Shared by Michel Thouati
Preserving a Five-Century Long Link to Andalusia at Passover and Beyond
Preserving a Five-Century Long Link to Andalusia at Passover and Beyond
Family Journey
Born in Oran, Algeria and raised on French naval bases around the world, Michel Thouati spent long stretches of his childhood living far away from his extended family. In a navy family, he explains, “You live away most of the year and then you go spend lots of time with them when you can.” For Michel, that meant weeks-long visits, often in the summer, with his family in Nice along France’s coast.
The family also made the journey to France for Passover when they could, to celebrate with Michel’s maternal grandparents Laure Orovida Benoliel and Robert Josue Benoliel, and countless other relatives. The cooking leading up to the holiday took days with different aunts and uncles preparing dishes they were known for. And, at Seder, “The table was two or three tables, because there were so many dishes,” says Michel.
“They had so many recipes it was unbelievable,” he adds. The menu changed year to year, featuring generations-old Sephardic recipes. Lamb was always part of the meal, often served with peas, artichoke hearts, lemon, and honey.
“They had so many recipes it was unbelievable”
Vegetables and fruit were also integral to the meal. To start there might be an orange salad with salt-cured black olives, and a green salad of shaved fennel with garlic and lemon served as an intermezzo just before tea with mint and pine nuts. To accompany the meal, there was always matzo. “In my grandmother's time, we used thick, round matzo… made with orange water,” adds Michel. “Just looking at the table was wonderful.”

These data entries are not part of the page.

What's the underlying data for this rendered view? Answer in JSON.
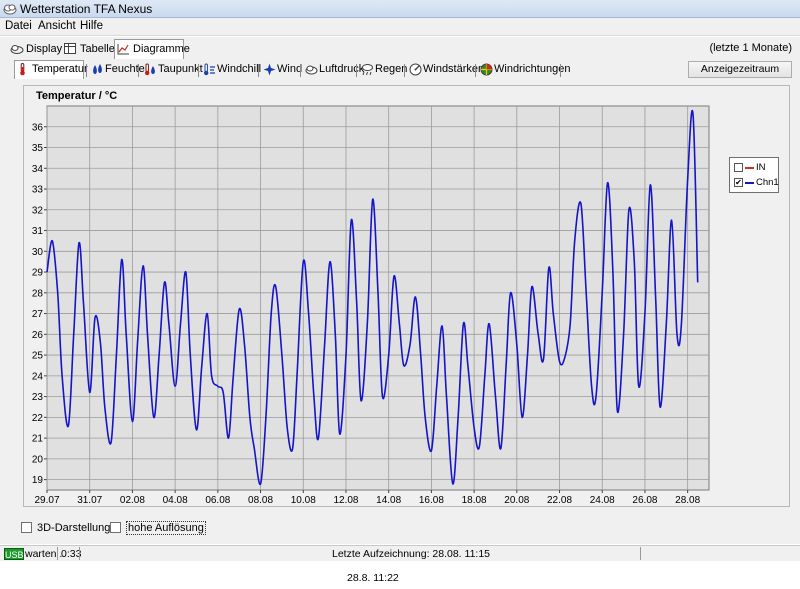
{
  "window": {
    "title": "Wetterstation TFA Nexus"
  },
  "menu": [
    "Datei",
    "Ansicht",
    "Hilfe"
  ],
  "top_tabs": [
    {
      "label": "Display",
      "icon": "display-icon"
    },
    {
      "label": "Tabelle",
      "icon": "table-icon"
    },
    {
      "label": "Diagramme",
      "icon": "chart-icon",
      "active": true
    }
  ],
  "period_label": "(letzte 1 Monate)",
  "sub_tabs": [
    {
      "label": "Temperatur",
      "icon": "thermometer-icon",
      "active": true
    },
    {
      "label": "Feuchte",
      "icon": "humidity-icon"
    },
    {
      "label": "Taupunkt",
      "icon": "dewpoint-icon"
    },
    {
      "label": "Windchill",
      "icon": "windchill-icon"
    },
    {
      "label": "Wind",
      "icon": "wind-icon"
    },
    {
      "label": "Luftdruck",
      "icon": "pressure-icon"
    },
    {
      "label": "Regen",
      "icon": "rain-icon"
    },
    {
      "label": "Windstärken",
      "icon": "windstrength-icon"
    },
    {
      "label": "Windrichtungen",
      "icon": "winddirection-icon"
    }
  ],
  "range_button": "Anzeigezeitraum",
  "options": [
    {
      "label": "3D-Darstellung",
      "checked": false
    },
    {
      "label": "hohe Auflösung",
      "checked": false
    }
  ],
  "status": {
    "usb": "USB",
    "state": "warten ..",
    "elapsed": "0:33",
    "last_record": "Letzte Aufzeichnung: 28.08. 11:15"
  },
  "footer_time": "28.8. 11:22",
  "colors": {
    "series_in": "#d03020",
    "series_chn1": "#1414c8",
    "plot_bg": "#e0e0e0",
    "grid": "#9c9c9c"
  },
  "chart_data": {
    "type": "line",
    "title": "Temperatur / °C",
    "ylim": [
      18.5,
      37
    ],
    "yticks": [
      19,
      20,
      21,
      22,
      23,
      24,
      25,
      26,
      27,
      28,
      29,
      30,
      31,
      32,
      33,
      34,
      35,
      36
    ],
    "xlim": [
      "2023-07-29T00:00",
      "2023-08-28T23:59"
    ],
    "xticks": [
      "29.07",
      "31.07",
      "02.08",
      "04.08",
      "06.08",
      "08.08",
      "10.08",
      "12.08",
      "14.08",
      "16.08",
      "18.08",
      "20.08",
      "22.08",
      "24.08",
      "26.08",
      "28.08"
    ],
    "grid": true,
    "legend_position": "top-right",
    "series": [
      {
        "name": "IN",
        "checked": false,
        "visible": false,
        "points": []
      },
      {
        "name": "Chn1",
        "checked": true,
        "visible": true,
        "points": [
          [
            "2023-07-29T00:00",
            29.0
          ],
          [
            "2023-07-29T06:00",
            30.5
          ],
          [
            "2023-07-29T12:00",
            28.0
          ],
          [
            "2023-07-29T17:00",
            24.0
          ],
          [
            "2023-07-30T00:00",
            21.6
          ],
          [
            "2023-07-30T06:00",
            26.0
          ],
          [
            "2023-07-30T12:00",
            30.4
          ],
          [
            "2023-07-30T17:00",
            27.5
          ],
          [
            "2023-07-31T00:00",
            23.2
          ],
          [
            "2023-07-31T06:00",
            26.8
          ],
          [
            "2023-07-31T12:00",
            25.6
          ],
          [
            "2023-07-31T17:00",
            22.5
          ],
          [
            "2023-08-01T00:00",
            20.8
          ],
          [
            "2023-08-01T06:00",
            25.0
          ],
          [
            "2023-08-01T12:00",
            29.6
          ],
          [
            "2023-08-01T17:00",
            26.0
          ],
          [
            "2023-08-02T00:00",
            21.8
          ],
          [
            "2023-08-02T06:00",
            25.8
          ],
          [
            "2023-08-02T12:00",
            29.3
          ],
          [
            "2023-08-02T17:00",
            26.0
          ],
          [
            "2023-08-03T00:00",
            22.0
          ],
          [
            "2023-08-03T06:00",
            25.0
          ],
          [
            "2023-08-03T12:00",
            28.5
          ],
          [
            "2023-08-03T17:00",
            26.5
          ],
          [
            "2023-08-04T00:00",
            23.5
          ],
          [
            "2023-08-04T06:00",
            26.5
          ],
          [
            "2023-08-04T12:00",
            29.0
          ],
          [
            "2023-08-04T17:00",
            25.0
          ],
          [
            "2023-08-05T00:00",
            21.4
          ],
          [
            "2023-08-05T06:00",
            24.5
          ],
          [
            "2023-08-05T12:00",
            27.0
          ],
          [
            "2023-08-05T17:00",
            24.0
          ],
          [
            "2023-08-06T00:00",
            23.5
          ],
          [
            "2023-08-06T06:00",
            23.2
          ],
          [
            "2023-08-06T12:00",
            21.0
          ],
          [
            "2023-08-06T17:00",
            23.8
          ],
          [
            "2023-08-07T00:00",
            27.2
          ],
          [
            "2023-08-07T06:00",
            25.5
          ],
          [
            "2023-08-07T12:00",
            22.0
          ],
          [
            "2023-08-07T17:00",
            20.5
          ],
          [
            "2023-08-08T00:00",
            18.8
          ],
          [
            "2023-08-08T06:00",
            22.0
          ],
          [
            "2023-08-08T12:00",
            27.0
          ],
          [
            "2023-08-08T17:00",
            28.3
          ],
          [
            "2023-08-09T00:00",
            25.0
          ],
          [
            "2023-08-09T06:00",
            21.5
          ],
          [
            "2023-08-09T12:00",
            20.5
          ],
          [
            "2023-08-09T17:00",
            24.0
          ],
          [
            "2023-08-10T00:00",
            29.5
          ],
          [
            "2023-08-10T06:00",
            27.0
          ],
          [
            "2023-08-10T12:00",
            23.0
          ],
          [
            "2023-08-10T17:00",
            21.0
          ],
          [
            "2023-08-11T00:00",
            25.5
          ],
          [
            "2023-08-11T06:00",
            29.5
          ],
          [
            "2023-08-11T12:00",
            26.0
          ],
          [
            "2023-08-11T17:00",
            21.2
          ],
          [
            "2023-08-12T00:00",
            25.0
          ],
          [
            "2023-08-12T06:00",
            31.5
          ],
          [
            "2023-08-12T12:00",
            27.5
          ],
          [
            "2023-08-12T17:00",
            22.8
          ],
          [
            "2023-08-13T00:00",
            26.5
          ],
          [
            "2023-08-13T06:00",
            32.5
          ],
          [
            "2023-08-13T12:00",
            28.0
          ],
          [
            "2023-08-13T17:00",
            23.0
          ],
          [
            "2023-08-14T00:00",
            25.0
          ],
          [
            "2023-08-14T06:00",
            28.8
          ],
          [
            "2023-08-14T12:00",
            26.5
          ],
          [
            "2023-08-14T17:00",
            24.5
          ],
          [
            "2023-08-15T00:00",
            25.5
          ],
          [
            "2023-08-15T06:00",
            27.8
          ],
          [
            "2023-08-15T12:00",
            25.0
          ],
          [
            "2023-08-15T17:00",
            22.0
          ],
          [
            "2023-08-16T00:00",
            20.4
          ],
          [
            "2023-08-16T06:00",
            23.5
          ],
          [
            "2023-08-16T12:00",
            26.4
          ],
          [
            "2023-08-16T17:00",
            23.0
          ],
          [
            "2023-08-17T00:00",
            18.8
          ],
          [
            "2023-08-17T06:00",
            22.0
          ],
          [
            "2023-08-17T12:00",
            26.5
          ],
          [
            "2023-08-17T17:00",
            24.5
          ],
          [
            "2023-08-18T00:00",
            21.5
          ],
          [
            "2023-08-18T06:00",
            20.6
          ],
          [
            "2023-08-18T12:00",
            24.0
          ],
          [
            "2023-08-18T17:00",
            26.5
          ],
          [
            "2023-08-19T00:00",
            23.0
          ],
          [
            "2023-08-19T06:00",
            20.5
          ],
          [
            "2023-08-19T12:00",
            24.5
          ],
          [
            "2023-08-19T17:00",
            28.0
          ],
          [
            "2023-08-20T00:00",
            25.5
          ],
          [
            "2023-08-20T06:00",
            22.0
          ],
          [
            "2023-08-20T12:00",
            25.0
          ],
          [
            "2023-08-20T17:00",
            28.3
          ],
          [
            "2023-08-21T00:00",
            26.0
          ],
          [
            "2023-08-21T06:00",
            24.8
          ],
          [
            "2023-08-21T12:00",
            29.2
          ],
          [
            "2023-08-21T17:00",
            27.0
          ],
          [
            "2023-08-22T00:00",
            24.7
          ],
          [
            "2023-08-22T06:00",
            24.9
          ],
          [
            "2023-08-22T12:00",
            26.5
          ],
          [
            "2023-08-22T17:00",
            30.5
          ],
          [
            "2023-08-23T00:00",
            32.3
          ],
          [
            "2023-08-23T06:00",
            28.0
          ],
          [
            "2023-08-23T12:00",
            23.5
          ],
          [
            "2023-08-23T17:00",
            23.0
          ],
          [
            "2023-08-24T00:00",
            28.0
          ],
          [
            "2023-08-24T06:00",
            33.3
          ],
          [
            "2023-08-24T12:00",
            29.0
          ],
          [
            "2023-08-24T17:00",
            22.3
          ],
          [
            "2023-08-25T00:00",
            26.0
          ],
          [
            "2023-08-25T06:00",
            32.0
          ],
          [
            "2023-08-25T12:00",
            29.5
          ],
          [
            "2023-08-25T17:00",
            23.5
          ],
          [
            "2023-08-26T00:00",
            27.0
          ],
          [
            "2023-08-26T06:00",
            33.2
          ],
          [
            "2023-08-26T12:00",
            27.8
          ],
          [
            "2023-08-26T17:00",
            22.5
          ],
          [
            "2023-08-27T00:00",
            26.5
          ],
          [
            "2023-08-27T06:00",
            31.5
          ],
          [
            "2023-08-27T12:00",
            26.0
          ],
          [
            "2023-08-27T17:00",
            26.5
          ],
          [
            "2023-08-28T00:00",
            33.5
          ],
          [
            "2023-08-28T06:00",
            36.6
          ],
          [
            "2023-08-28T11:15",
            28.5
          ]
        ]
      }
    ]
  }
}
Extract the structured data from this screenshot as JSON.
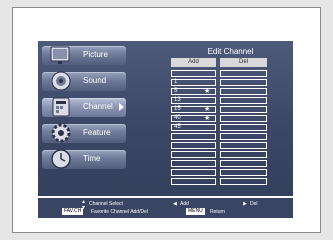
{
  "menu": {
    "items": [
      {
        "label": "Picture",
        "icon": "tv-icon"
      },
      {
        "label": "Sound",
        "icon": "speaker-icon"
      },
      {
        "label": "Channel",
        "icon": "channel-icon"
      },
      {
        "label": "Feature",
        "icon": "gear-icon"
      },
      {
        "label": "Time",
        "icon": "clock-icon"
      }
    ],
    "active_index": 2
  },
  "edit_channel": {
    "title": "Edit Channel",
    "col_add": "Add",
    "col_del": "Del",
    "rows": [
      {
        "channel": "",
        "favorite": false
      },
      {
        "channel": "1",
        "favorite": false
      },
      {
        "channel": "5",
        "favorite": true
      },
      {
        "channel": "13",
        "favorite": false
      },
      {
        "channel": "15",
        "favorite": true
      },
      {
        "channel": "40",
        "favorite": true
      },
      {
        "channel": "45",
        "favorite": false
      },
      {
        "channel": "",
        "favorite": false
      },
      {
        "channel": "",
        "favorite": false
      },
      {
        "channel": "",
        "favorite": false
      },
      {
        "channel": "",
        "favorite": false
      },
      {
        "channel": "",
        "favorite": false
      },
      {
        "channel": "",
        "favorite": false
      }
    ],
    "star_glyph": "★"
  },
  "footer": {
    "channel_select": "Channel Select",
    "add": "Add",
    "del": "Del",
    "fav_key": "FAV.CH",
    "fav_text": "Favorite Channel Add/Del",
    "menu_key": "MENU",
    "return": "Return"
  },
  "colors": {
    "panel": "#3c4766",
    "page_bg": "#e6e6e6",
    "text": "#ffffff"
  }
}
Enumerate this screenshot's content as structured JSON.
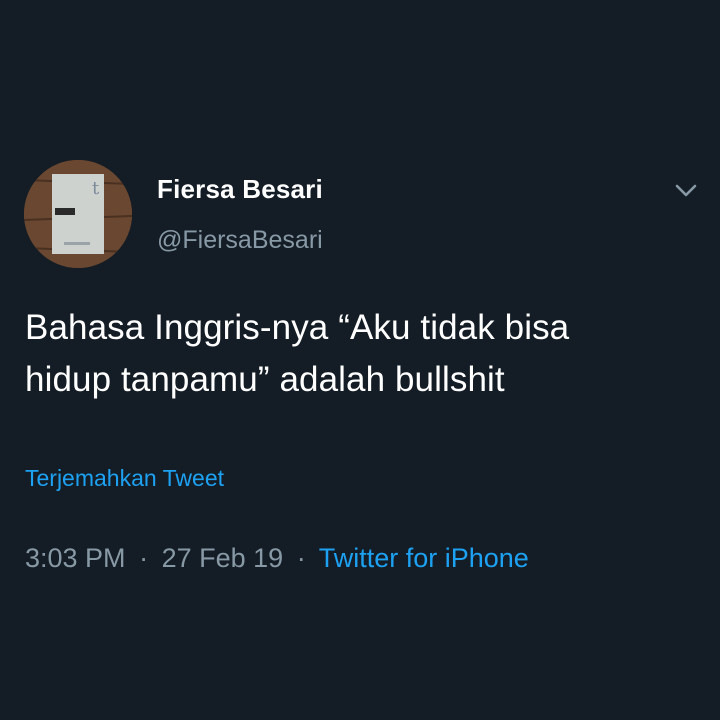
{
  "colors": {
    "background": "#141d26",
    "primary_text": "#ffffff",
    "secondary_text": "#8899a6",
    "link": "#1da1f2"
  },
  "author": {
    "display_name": "Fiersa Besari",
    "handle": "@FiersaBesari",
    "avatar_icon": "book-cover-avatar"
  },
  "tweet": {
    "text_line_1": "Bahasa Inggris-nya “Aku tidak bisa",
    "text_line_2": "hidup tanpamu” adalah bullshit",
    "translate_label": "Terjemahkan Tweet"
  },
  "meta": {
    "time": "3:03 PM",
    "separator": "·",
    "date": "27 Feb 19",
    "source": "Twitter for iPhone"
  },
  "icons": {
    "more_menu": "chevron-down-icon"
  }
}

The rich and broad recipe repertoire in Michel’s family is unique to a group of Sephardic Jews who have resided in the western Mediterranean for centuries. During the Inquisition, part of Michel’s family, he says, “went to the closest place they could go, which was Tétouan,” a city along Morocco’s northern coast. Over the coming centuries they would jump back and forth between the southern tip of western Europe and the northwestern edge of Africa.
In the 1700s, they went to Gibraltar, and then to Oran, along Algeria’s coast in the late 1800s and then to France. Often, the moves were driven by antisemitism. In the 20th century, Michel explains, his grandparents left France in 1941 “and barely escaped with their lives by leaving all their possessions behind. Then, in 1961 they left Algeria in the same manner.” Despite the movement, he says, his family “always remained within a Judeo Spanish community that kept the closest linkages,” to the traditions, customs, and recipes that pre-date the Inquisition.
Recipes in Michel’s family are more than the dishes that appear on the table; they are stories. “My great-grandmother would sometimes give ‘instructions’ or tell cooking stories to my grandmother and great-uncles and -aunts at cooking time, and they would all talk about how the two previous generations used to cook,” Michel says. “So I was hearing cooking gossip from the 1850s or even earlier.”
“My great-grandmother would sometimes give ‘instructions’ or tell cooking stories to my grandmother and great-uncles and -aunts at cooking time, and they would all talk about how the two previous generations used to cook”
Michel started to learn the family recipes when he was 8- or 9-years-old and visiting his grandparents, who he says were like a second set of parents to him. His grandmother Laure showed him techniques for making sofrito, how to prepare the sabbath stew dafina, and couscous.
His culinary education continued in his early 20s. While Michel was pursuing graduate studies in the U.S., his grandfather Robert passed away. Living on a small budget, Michel hadn’t returned home to France in a long time and “I felt horribly guilty,” he says. “I swore that I would always see my grandmother at least once a year.” During his annual pilgrimage to see her, they would cook together everyday — it was a way for them to spend time together. Without planning it, it was also a way for Michel to absorb the family traditions.
As a parent today, Michel is documenting those recipes for his children. He already has 100 written down and is working on 150 more. “I’m hoping that if I live long enough, I’ll probably end up with 350 or 400 recipes and that they will be really good examples to my children of how my family used to cook,” he says.
At Passover in the Bay Area where he now lives, Michel continues to make the elaborate family table, though scaled down for a family of four. He explains: “My goal is that my sons keep the link open to traditions of the past generations…. I don't want to be the one who will let the family traditions die.”